The Lee case, Bolles said, could not be retried, because so much time has passed and physical evidence taken from the fire scene probably no longer exists.
Lee is not the only Pennsylvania inmate who has challenged an arson conviction because it was based on passé science. Others include Philadelphian Daniel Dougherty, on death row for setting a fire that killed his two young sons; Gregory Brown of Allegheny County, serving life for starting a blaze that killed three firefighters; and James C. Young of Westmoreland County, also serving life for setting the fire that killed his wife, stepson, and infant son.
Doubts about the tenets of arson science surfaced in the 1980s, when investigators began testing fires and watching what happened.
By 1992, the National Fire Protection Association had issued a new guide of professional standards. But almost a decade went by before the standards were endorsed by the U.S. Department of Justice.
Burn patterns on a floor, for example, were once considered a reliable indicator of an accelerant. Investigators now know not to read too much into those marks, for they are common when a room becomes engulfed - even in an accidental fire.
Finely cracked or "crazed" glass was viewed as a sign of rapid heating caused by an accelerant. Scientists have found that the effect results from rapid cooling when water hits hot glass.
Low burning at doors also was thought to point to arson. Now, it is deemed normal in rooms that are engulfed.
Investigators examining the aftermath of the fire that killed Lee's daughter found eight or nine burn patterns on the floor, and also noted crazed glass and low burning.
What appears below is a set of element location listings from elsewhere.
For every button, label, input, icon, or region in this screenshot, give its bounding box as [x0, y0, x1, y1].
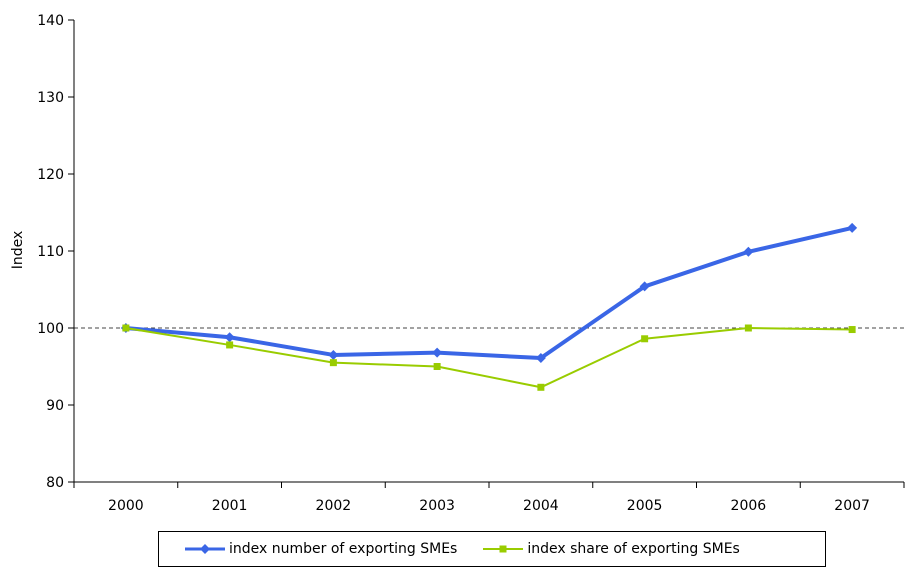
data-point-square: [329, 359, 337, 367]
data-point-diamond: [535, 353, 546, 364]
data-point-square: [433, 363, 441, 370]
labels: Index: [10, 231, 26, 270]
x-tick-label: 2003: [419, 498, 455, 514]
y-tick-label: 90: [46, 398, 64, 414]
data-point-square: [744, 324, 752, 332]
x-tick-label: 2002: [316, 498, 352, 514]
x-tick-label: 2004: [523, 498, 559, 514]
x-tick-label: 2001: [212, 498, 248, 514]
legend-swatch-share: [483, 545, 524, 553]
x-tick-label: 2006: [731, 498, 767, 514]
data-point-diamond: [224, 332, 235, 343]
legend-label-share: index share of exporting SMEs: [527, 541, 740, 557]
data-point-diamond: [743, 246, 754, 257]
data-point-diamond: [432, 347, 443, 358]
data-point-square: [537, 383, 545, 391]
y-tick-label: 110: [37, 244, 64, 260]
x-tick-label: 2000: [108, 498, 144, 514]
legend: index number of exporting SMEs index sha…: [158, 531, 826, 567]
data-point-diamond: [639, 281, 650, 292]
data-point-square: [848, 326, 856, 334]
data-point-diamond: [328, 349, 339, 360]
series-2: [122, 324, 856, 391]
legend-item-number: index number of exporting SMEs: [185, 541, 457, 557]
legend-swatch-number: [185, 544, 225, 554]
line-chart: 80 90 100 110 120 130 140 2000 2001 2002 2003 2004 2…: [10, 13, 905, 514]
axes: 80 90 100 110 120 130 140 2000 2001 2002 2003 2004 2…: [37, 13, 905, 514]
x-tick-label: 2005: [627, 498, 663, 514]
y-tick-label: 100: [37, 321, 64, 337]
y-tick-label: 80: [46, 475, 64, 491]
series-1: [120, 222, 858, 364]
y-tick-label: 120: [37, 167, 64, 183]
y-axis-label: Index: [10, 231, 26, 270]
y-tick-label: 130: [37, 90, 64, 106]
data-point-square: [641, 335, 649, 343]
series-line: [125, 225, 853, 361]
series-layer: [120, 222, 858, 391]
legend-label-number: index number of exporting SMEs: [229, 541, 458, 557]
legend-item-share: index share of exporting SMEs: [483, 541, 740, 557]
y-tick-label: 140: [37, 13, 64, 29]
series-line: [125, 327, 853, 389]
data-point-square: [122, 324, 130, 332]
x-tick-label: 2007: [834, 498, 870, 514]
data-point-diamond: [847, 222, 858, 233]
data-point-square: [226, 341, 234, 349]
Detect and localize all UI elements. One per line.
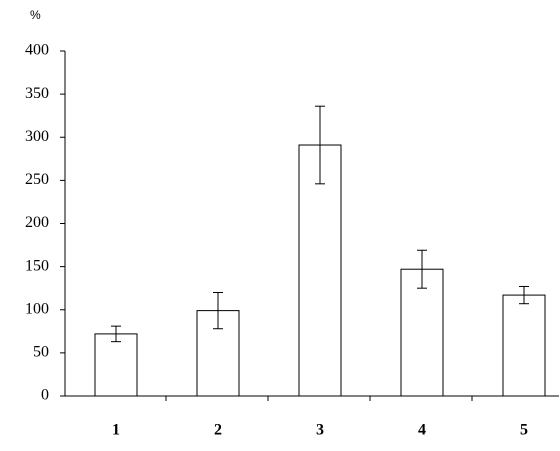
- x-tick-label: 4: [418, 422, 426, 439]
- bar: [298, 144, 342, 397]
- x-tick-label: 3: [316, 422, 324, 439]
- x-tick-label: 1: [112, 422, 120, 439]
- y-tick-label: 300: [25, 128, 49, 145]
- x-tick-label: 5: [520, 422, 528, 439]
- y-tick-label: 50: [33, 344, 49, 361]
- y-tick-label: 250: [25, 171, 49, 188]
- y-tick-label: 100: [25, 300, 49, 317]
- y-tick-label: 350: [25, 85, 49, 102]
- y-tick-label: 0: [41, 387, 49, 404]
- y-tick-label: 400: [25, 42, 49, 59]
- y-tick-label: 150: [25, 257, 49, 274]
- x-tick-label: 2: [214, 422, 222, 439]
- y-axis-label: %: [30, 8, 41, 22]
- bar: [502, 294, 546, 397]
- bar: [94, 333, 138, 397]
- y-tick-label: 200: [25, 214, 49, 231]
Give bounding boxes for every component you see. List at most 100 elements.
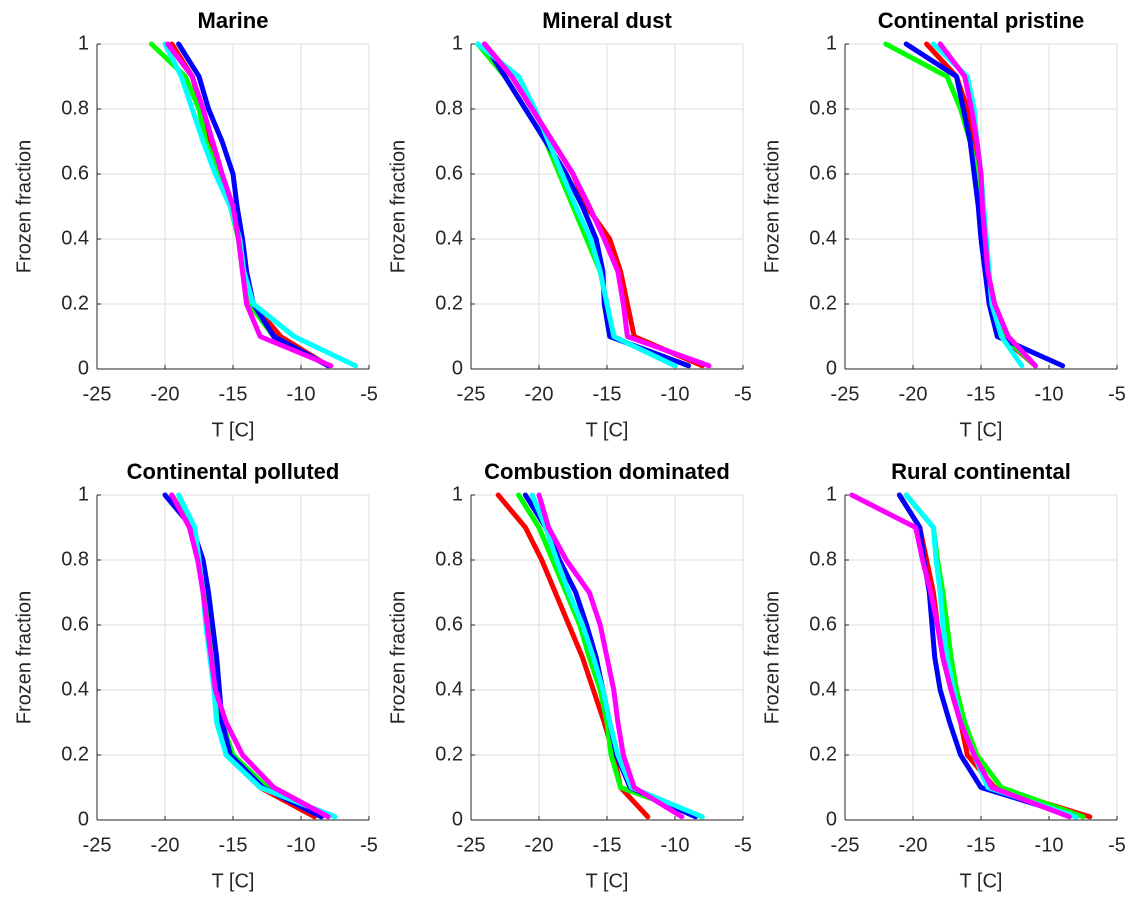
subplot: -25 -20 -15 -10 -5 0 0.2 0.4 0.6 0.8 1 Combustion d… [387,459,752,892]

But in a 1999 fire-science publication, a nationally known fire investigator, John J. Lentini, disputed the findings as "old wives' tales" and called the case the "ultimate triumph of junk science."
Lentini later submitted a 41-page affidavit on behalf of Lee to the defense lawyers.
In court Monday, Judge Dolores K. Sloviter asked the prosecutor whether any scientific evidence rebutted Lentini's conclusions.
"I don't think we ever got to that," said Bolles.
"Don't you think we should?" asked Sloviter. "A man is in jail for the rest of his life."
Bolles also told the panel that traces of accelerant were found on Lee's pants. Goldberger said the residue was hydrocarbons that could have come from materials that burned before Lee fled the fiery cabin.
Sloviter expressed surprise when Bolles said no one had checked whether any evidence still existed. "If you don't produce the evidence, shouldn't we presume it's not favorable to you?" she asked.
The court had been concerned about the changing nature of arson investigation when it considered another arson-murder case a few years ago, Sloviter said, but "we didn't have as much as we have in this case."
Even as the cabin smoldered, Lee seemed stoic to investigators.
Jurors heard testimony about his demeanor during his 1990 trial. Two jurors told The Inquirer in 1992 that they found the portrayal of Lee's impassivity as influential as the physical evidence of suspected arson.
On Monday, Kathleen Chung of Northeast Philadelphia was among a handful of Lee supporters who attended the oral argument. She said that Korean men typically do not show emotion, and that Lee's demeanor was misunderstood.
"I hope this oral argument will be a Christmas present to Han Tak Lee," said Kyung Sohn of New York City. Lee, he said, has been doing "nothing but praying" that he will be exonerated.
The panel, which also included Third Circuit Judge Thomas Vanaskie and U.S. District Judge Lawrence F. Stengel, gave no indication of when it would rule.